One site that was of particular interest was indiancountrytoday.com. Here you will find information from the American Native tribes whose ancestors that were present at the first Thanksgiving 400 years ago in 1621.
Here is a snippet to peek any interest:
When you hear about the Pilgrims and “the Indians” harmoniously sharing the “first Thanksgiving” meal in 1621, the Indians referred to so generically are the ancestors of the contemporary members of the Wampanoag Nation. As the story commonly goes, the Pilgrims who sailed from England on the Mayflower and landed at what became Plymouth, Massachusetts, in 1620 had a good harvest the next year. So Plymouth Gov.

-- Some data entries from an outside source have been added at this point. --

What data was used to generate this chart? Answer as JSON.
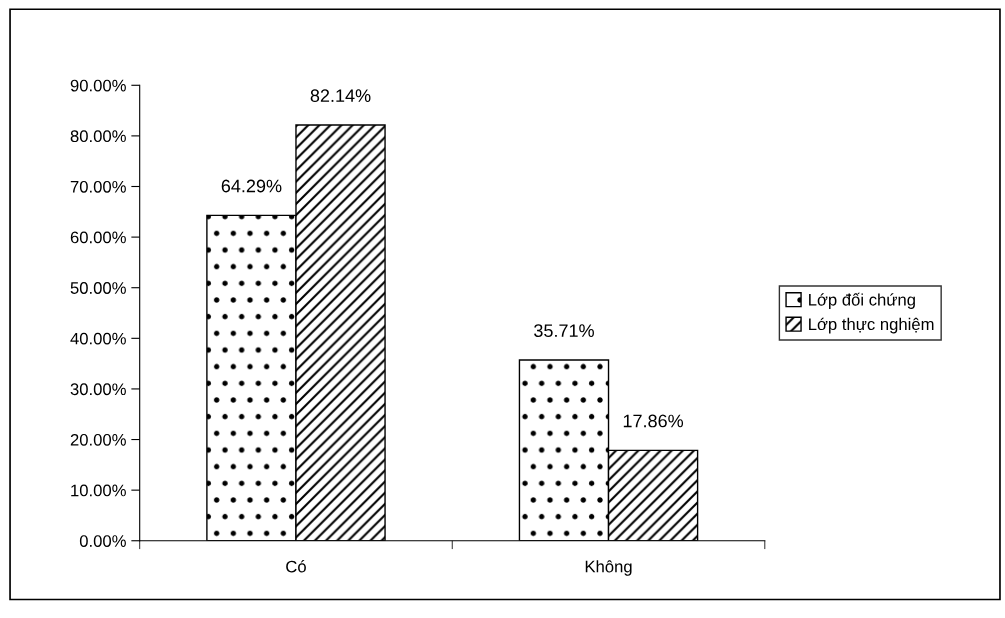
{
  "chart_data": {
    "type": "bar",
    "categories": [
      "Có",
      "Không"
    ],
    "series": [
      {
        "name": "Lớp đối chứng",
        "color": "#000000",
        "values": [
          64.29,
          35.71
        ],
        "value_labels": [
          "64.29%",
          "35.71%"
        ]
      },
      {
        "name": "Lớp thực nghiệm",
        "color": "#000000",
        "values": [
          82.14,
          17.86
        ],
        "value_labels": [
          "82.14%",
          "17.86%"
        ]
      }
    ],
    "ylim": [
      0,
      90
    ],
    "yticks": [
      {
        "value": 0,
        "label": "0.00%"
      },
      {
        "value": 10,
        "label": "10.00%"
      },
      {
        "value": 20,
        "label": "20.00%"
      },
      {
        "value": 30,
        "label": "30.00%"
      },
      {
        "value": 40,
        "label": "40.00%"
      },
      {
        "value": 50,
        "label": "50.00%"
      },
      {
        "value": 60,
        "label": "60.00%"
      },
      {
        "value": 70,
        "label": "70.00%"
      },
      {
        "value": 80,
        "label": "80.00%"
      },
      {
        "value": 90,
        "label": "90.00%"
      }
    ],
    "grid": false,
    "legend": "right"
  }
}
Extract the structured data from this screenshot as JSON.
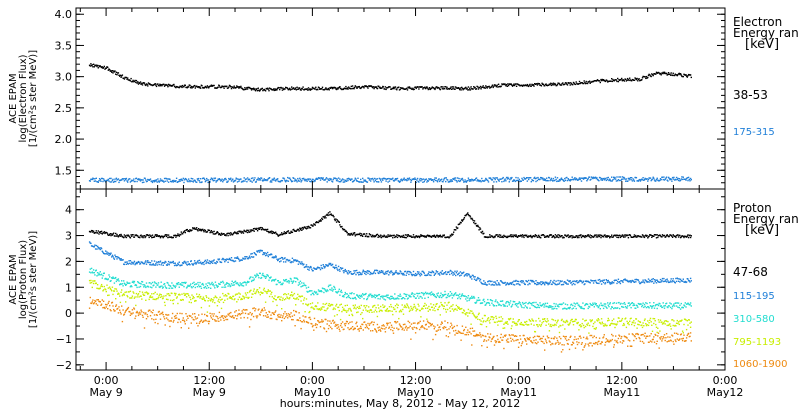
{
  "xlabel": "hours:minutes, May  8, 2012 - May 12, 2012",
  "x_ticks": [
    {
      "t": "0:00",
      "d": "May 9"
    },
    {
      "t": "12:00",
      "d": "May 9"
    },
    {
      "t": "0:00",
      "d": "May10"
    },
    {
      "t": "12:00",
      "d": "May10"
    },
    {
      "t": "0:00",
      "d": "May11"
    },
    {
      "t": "12:00",
      "d": "May11"
    },
    {
      "t": "0:00",
      "d": "May12"
    }
  ],
  "colors": {
    "black": "#000000",
    "blue": "#1f7fd8",
    "cyan": "#22ddd0",
    "yellow": "#c8ee00",
    "orange": "#ee8a10"
  },
  "chart_data": [
    {
      "type": "scatter",
      "title": "",
      "ylabel": [
        "ACE EPAM",
        "log(Electron Flux)",
        "[1/(cm²s ster MeV)]"
      ],
      "ylim": [
        1.2,
        4.1
      ],
      "yticks": [
        "1.5",
        "2.0",
        "2.5",
        "3.0",
        "3.5",
        "4.0"
      ],
      "xlim_hours": [
        -3.5,
        72
      ],
      "legend": {
        "title": [
          "Electron",
          "Energy ran"
        ],
        "unit": "[keV]",
        "entries": [
          {
            "label": "38-53",
            "color": "#000000"
          },
          {
            "label": "175-315",
            "color": "#1f7fd8"
          }
        ]
      },
      "series": [
        {
          "name": "38-53",
          "color": "#000000",
          "x": [
            -2,
            0,
            2,
            4,
            6,
            10,
            14,
            18,
            20,
            22,
            26,
            30,
            34,
            38,
            42,
            46,
            50,
            54,
            58,
            62,
            64,
            66,
            68
          ],
          "y": [
            3.2,
            3.15,
            3.0,
            2.9,
            2.87,
            2.85,
            2.85,
            2.8,
            2.82,
            2.82,
            2.82,
            2.85,
            2.82,
            2.83,
            2.82,
            2.87,
            2.88,
            2.9,
            2.95,
            2.97,
            3.07,
            3.05,
            3.02
          ]
        },
        {
          "name": "175-315",
          "color": "#1f7fd8",
          "x": [
            -2,
            10,
            22,
            34,
            46,
            58,
            68
          ],
          "y": [
            1.35,
            1.35,
            1.36,
            1.35,
            1.36,
            1.37,
            1.37
          ]
        }
      ]
    },
    {
      "type": "scatter",
      "title": "",
      "ylabel": [
        "ACE EPAM",
        "log(Proton Flux)",
        "[1/(cm²s ster MeV)]"
      ],
      "ylim": [
        -2.2,
        4.8
      ],
      "yticks": [
        "−2",
        "−1",
        "0",
        "1",
        "2",
        "3",
        "4"
      ],
      "xlim_hours": [
        -3.5,
        72
      ],
      "legend": {
        "title": [
          "Proton",
          "Energy ran"
        ],
        "unit": "[keV]",
        "entries": [
          {
            "label": "47-68",
            "color": "#000000"
          },
          {
            "label": "115-195",
            "color": "#1f7fd8"
          },
          {
            "label": "310-580",
            "color": "#22ddd0"
          },
          {
            "label": "795-1193",
            "color": "#c8ee00"
          },
          {
            "label": "1060-1900",
            "color": "#ee8a10"
          }
        ]
      },
      "series": [
        {
          "name": "47-68",
          "color": "#000000",
          "x": [
            -2,
            2,
            8,
            10,
            14,
            18,
            20,
            24,
            26,
            28,
            32,
            36,
            40,
            42,
            44,
            48,
            56,
            68
          ],
          "y": [
            3.2,
            3.0,
            3.0,
            3.3,
            3.05,
            3.3,
            3.05,
            3.4,
            3.9,
            3.1,
            3.0,
            3.0,
            3.0,
            3.9,
            3.0,
            3.0,
            3.0,
            3.0
          ]
        },
        {
          "name": "115-195",
          "color": "#1f7fd8",
          "x": [
            -2,
            2,
            8,
            12,
            16,
            18,
            20,
            22,
            24,
            26,
            28,
            32,
            36,
            40,
            42,
            44,
            46,
            52,
            60,
            68
          ],
          "y": [
            2.7,
            2.0,
            1.95,
            2.0,
            2.15,
            2.4,
            2.1,
            2.05,
            1.7,
            1.9,
            1.6,
            1.6,
            1.55,
            1.6,
            1.5,
            1.2,
            1.2,
            1.2,
            1.25,
            1.3
          ]
        },
        {
          "name": "310-580",
          "color": "#22ddd0",
          "x": [
            -2,
            2,
            8,
            12,
            16,
            18,
            20,
            22,
            24,
            26,
            28,
            32,
            36,
            40,
            44,
            48,
            52,
            56,
            60,
            68
          ],
          "y": [
            1.7,
            1.15,
            1.1,
            1.1,
            1.2,
            1.5,
            1.2,
            1.3,
            0.8,
            1.0,
            0.7,
            0.65,
            0.7,
            0.75,
            0.45,
            0.35,
            0.3,
            0.3,
            0.32,
            0.3
          ]
        },
        {
          "name": "795-1193",
          "color": "#c8ee00",
          "x": [
            -2,
            2,
            8,
            12,
            16,
            18,
            20,
            22,
            24,
            28,
            32,
            36,
            40,
            44,
            48,
            52,
            56,
            60,
            68
          ],
          "y": [
            1.2,
            0.75,
            0.65,
            0.6,
            0.7,
            0.9,
            0.65,
            0.7,
            0.3,
            0.2,
            0.2,
            0.25,
            0.3,
            -0.2,
            -0.3,
            -0.35,
            -0.35,
            -0.3,
            -0.35
          ]
        },
        {
          "name": "1060-1900",
          "color": "#ee8a10",
          "x": [
            -2,
            2,
            8,
            12,
            16,
            18,
            20,
            22,
            24,
            28,
            32,
            36,
            40,
            44,
            48,
            52,
            56,
            60,
            68
          ],
          "y": [
            0.6,
            0.1,
            -0.15,
            -0.15,
            0.0,
            0.1,
            -0.1,
            -0.05,
            -0.35,
            -0.45,
            -0.5,
            -0.45,
            -0.45,
            -0.9,
            -1.0,
            -1.05,
            -1.0,
            -0.95,
            -0.9
          ]
        }
      ]
    }
  ]
}
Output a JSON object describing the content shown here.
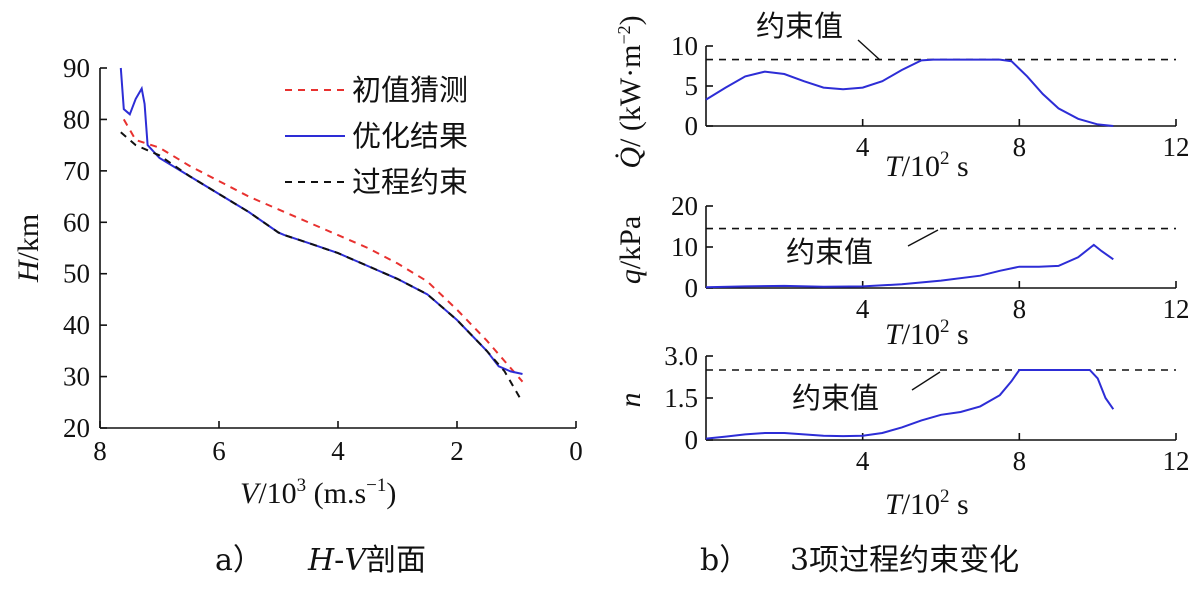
{
  "chart_data": [
    {
      "type": "line",
      "caption_letter": "a）",
      "caption_text": "H-V剖面",
      "xlabel": "V/10³ (m.s⁻¹)",
      "ylabel": "H/km",
      "xlim": [
        8,
        0
      ],
      "ylim": [
        20,
        90
      ],
      "xticks": [
        8,
        6,
        4,
        2,
        0
      ],
      "yticks": [
        20,
        30,
        40,
        50,
        60,
        70,
        80,
        90
      ],
      "legend": {
        "position": "top-right"
      },
      "series": [
        {
          "name": "初值猜测",
          "color": "#e8312f",
          "dash": "dashed",
          "x": [
            7.6,
            7.4,
            7.0,
            6.5,
            6.0,
            5.5,
            5.0,
            4.5,
            4.0,
            3.5,
            3.0,
            2.5,
            2.0,
            1.5,
            1.2,
            0.9
          ],
          "y": [
            80,
            76,
            74.5,
            71,
            68,
            65,
            62.5,
            60,
            57.5,
            55,
            52,
            48.5,
            43,
            37,
            33,
            29
          ]
        },
        {
          "name": "优化结果",
          "color": "#2d2dd6",
          "dash": "solid",
          "x": [
            7.65,
            7.6,
            7.5,
            7.4,
            7.3,
            7.25,
            7.2,
            7.0,
            6.5,
            6.0,
            5.5,
            5.0,
            4.9,
            4.5,
            4.0,
            3.5,
            3.0,
            2.5,
            2.0,
            1.5,
            1.3,
            1.1,
            0.9
          ],
          "y": [
            90,
            82,
            81,
            84,
            86,
            83,
            75,
            72.5,
            69,
            65.5,
            62,
            58,
            57.5,
            56,
            54,
            51.5,
            49,
            46,
            41,
            35,
            32,
            31,
            30.5
          ]
        },
        {
          "name": "过程约束",
          "color": "#111111",
          "dash": "dashed",
          "x": [
            7.65,
            7.4,
            7.0,
            6.5,
            6.0,
            5.5,
            5.0,
            4.9,
            4.5,
            4.0,
            3.5,
            3.0,
            2.5,
            2.0,
            1.5,
            1.2,
            0.9
          ],
          "y": [
            77.5,
            75,
            73,
            69,
            65.5,
            62,
            58,
            57.5,
            56,
            54,
            51.5,
            49,
            46,
            41,
            35,
            31,
            25
          ]
        }
      ]
    },
    {
      "type": "line",
      "caption_letter": "b）",
      "caption_text": "3项过程约束变化",
      "panels": [
        {
          "name": "Q",
          "ylabel": "Q̇/(kW·m⁻²)",
          "xlabel": "T/10² s",
          "xlim": [
            0,
            12
          ],
          "ylim": [
            0,
            10
          ],
          "xticks": [
            4,
            8,
            12
          ],
          "yticks": [
            0,
            5,
            10
          ],
          "constraint_value": 8.3,
          "annotation": "约束值",
          "series": [
            {
              "color": "#2d2dd6",
              "x": [
                0,
                0.5,
                1.0,
                1.5,
                2.0,
                2.5,
                3.0,
                3.5,
                4.0,
                4.5,
                5.0,
                5.5,
                5.8,
                6.5,
                7.0,
                7.5,
                7.8,
                8.2,
                8.6,
                9.0,
                9.5,
                10.0,
                10.4
              ],
              "y": [
                3.3,
                4.8,
                6.2,
                6.8,
                6.5,
                5.6,
                4.8,
                4.6,
                4.8,
                5.6,
                7.0,
                8.2,
                8.3,
                8.3,
                8.3,
                8.3,
                8.1,
                6.2,
                4.0,
                2.2,
                0.9,
                0.2,
                0.0
              ]
            }
          ]
        },
        {
          "name": "q",
          "ylabel": "q/kPa",
          "xlabel": "T/10² s",
          "xlim": [
            0,
            12
          ],
          "ylim": [
            0,
            20
          ],
          "xticks": [
            4,
            8,
            12
          ],
          "yticks": [
            0,
            10,
            20
          ],
          "constraint_value": 14.5,
          "annotation": "约束值",
          "series": [
            {
              "color": "#2d2dd6",
              "x": [
                0,
                1.0,
                2.0,
                3.0,
                4.0,
                5.0,
                6.0,
                7.0,
                7.5,
                8.0,
                8.5,
                9.0,
                9.5,
                9.9,
                10.1,
                10.4
              ],
              "y": [
                0.2,
                0.4,
                0.5,
                0.3,
                0.4,
                0.9,
                1.8,
                3.0,
                4.2,
                5.2,
                5.2,
                5.4,
                7.5,
                10.5,
                9.0,
                7.0
              ]
            }
          ]
        },
        {
          "name": "n",
          "ylabel": "n",
          "xlabel": "T/10² s",
          "xlim": [
            0,
            12
          ],
          "ylim": [
            0,
            3.0
          ],
          "xticks": [
            4,
            8,
            12
          ],
          "yticks": [
            0,
            1.5,
            3.0
          ],
          "ytick_labels": [
            "0",
            "1.5",
            "3.0"
          ],
          "constraint_value": 2.5,
          "annotation": "约束值",
          "series": [
            {
              "color": "#2d2dd6",
              "x": [
                0,
                0.5,
                1.0,
                1.5,
                2.0,
                2.5,
                3.0,
                3.5,
                4.0,
                4.5,
                5.0,
                5.5,
                6.0,
                6.5,
                7.0,
                7.5,
                7.8,
                8.0,
                8.5,
                9.0,
                9.5,
                9.8,
                10.0,
                10.2,
                10.4
              ],
              "y": [
                0.05,
                0.12,
                0.2,
                0.25,
                0.25,
                0.2,
                0.15,
                0.14,
                0.15,
                0.25,
                0.45,
                0.7,
                0.9,
                1.0,
                1.2,
                1.6,
                2.1,
                2.5,
                2.5,
                2.5,
                2.5,
                2.5,
                2.2,
                1.5,
                1.1
              ]
            }
          ]
        }
      ]
    }
  ]
}
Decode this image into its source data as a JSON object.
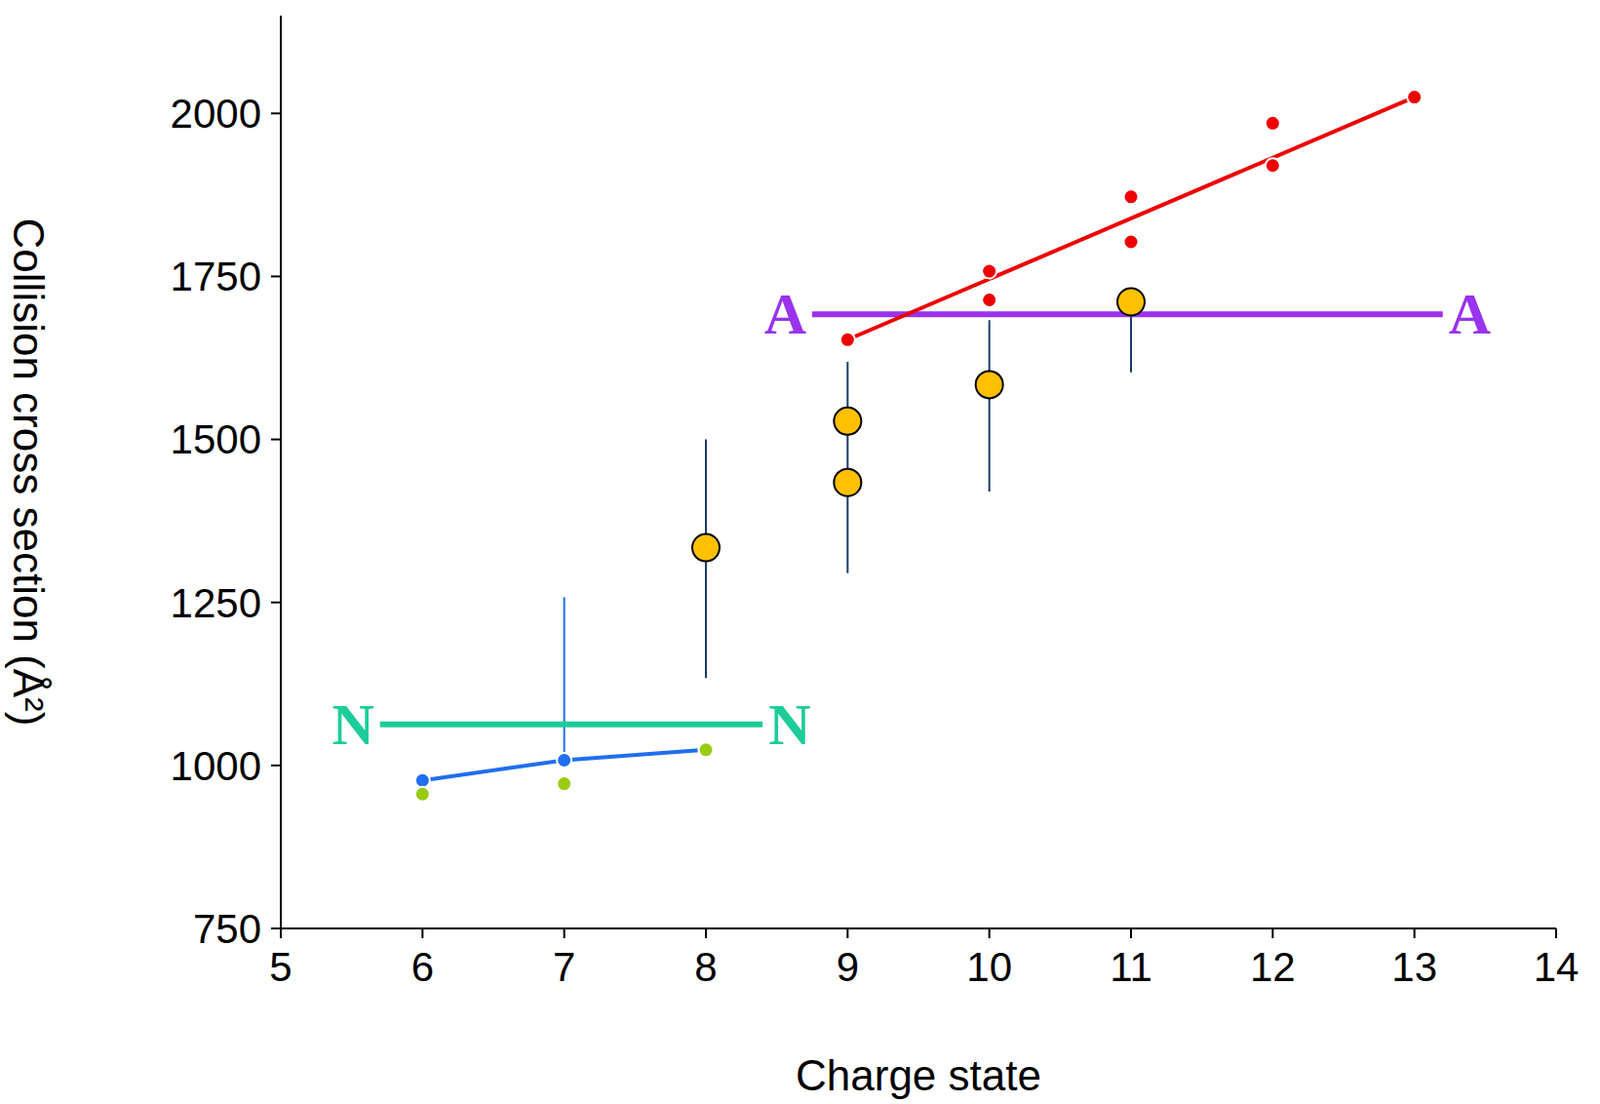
{
  "chart_data": {
    "type": "scatter",
    "x_label": "Charge state",
    "y_label": "Collision cross section (Å²)",
    "xlim": [
      5,
      14
    ],
    "xticks": [
      5,
      6,
      7,
      8,
      9,
      10,
      11,
      12,
      13,
      14
    ],
    "ylim": [
      750,
      2150
    ],
    "yticks": [
      750,
      1000,
      1250,
      1500,
      1750,
      2000
    ],
    "grid": false,
    "series": [
      {
        "type": "reference",
        "label": "N",
        "color": "#1ecc99",
        "marker": "text",
        "x": [
          5.7,
          8.4
        ],
        "values": [
          1063,
          1063
        ]
      },
      {
        "type": "reference",
        "label": "A",
        "color": "#9933ee",
        "marker": "text",
        "x": [
          8.75,
          13.2
        ],
        "values": [
          1692,
          1692
        ]
      },
      {
        "type": "line",
        "color": "#1f6ff0",
        "marker": "circle",
        "x": [
          6,
          7,
          8
        ],
        "values": [
          977,
          1008,
          1024
        ],
        "errors": [
          [
            0,
            0
          ],
          [
            0,
            250
          ],
          [
            0,
            0
          ]
        ]
      },
      {
        "type": "scatter",
        "color": "#99cc11",
        "marker": "circle",
        "x": [
          6,
          7,
          8
        ],
        "values": [
          956,
          972,
          1024
        ]
      },
      {
        "type": "line",
        "color": "#ee0000",
        "marker": "none",
        "x": [
          9,
          13
        ],
        "values": [
          1653,
          2025
        ]
      },
      {
        "type": "scatter",
        "color": "#ee0000",
        "marker": "circle",
        "x": [
          9,
          10,
          10,
          11,
          11,
          12,
          12,
          13
        ],
        "values": [
          1653,
          1758,
          1714,
          1872,
          1803,
          1985,
          1920,
          2025
        ]
      },
      {
        "type": "scatter",
        "color": "#ffc000",
        "marker": "large_circle",
        "x": [
          8,
          9,
          9,
          10,
          11
        ],
        "values": [
          1334,
          1528,
          1434,
          1584,
          1711
        ],
        "errors": [
          [
            200,
            166
          ],
          [
            0,
            0
          ],
          [
            139,
            185
          ],
          [
            164,
            99
          ],
          [
            108,
            0
          ]
        ]
      }
    ]
  }
}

William Bradford organized a feast to celebrate the harvest and invited a group of “Native American allies, including the Wampanoag chief Massasoit” to the party. The feast lasted three days and, according to chronicler Edward Winslow, Bradford sent four men on a “fowling mission” to prepare for the feast and the Wampanoag guests brought five deer to the party. And ever since then, the story goes, Americans have celebrated Thanksgiving on the fourth Thursday of November. “Not exactly,” Ramona Peters, the Mashpee Wampanoag Tribe’s Tribal Historic Preservation Officer told Indian Country Today Media Network in a conversation on the day before Thanksgiving 2012—391 years since that mythological “first Thanksgiving.”
Thanksgiving has certainly changed over the last 400 years, but, it is cherished no matter how it is celebrated. It’s part of our history.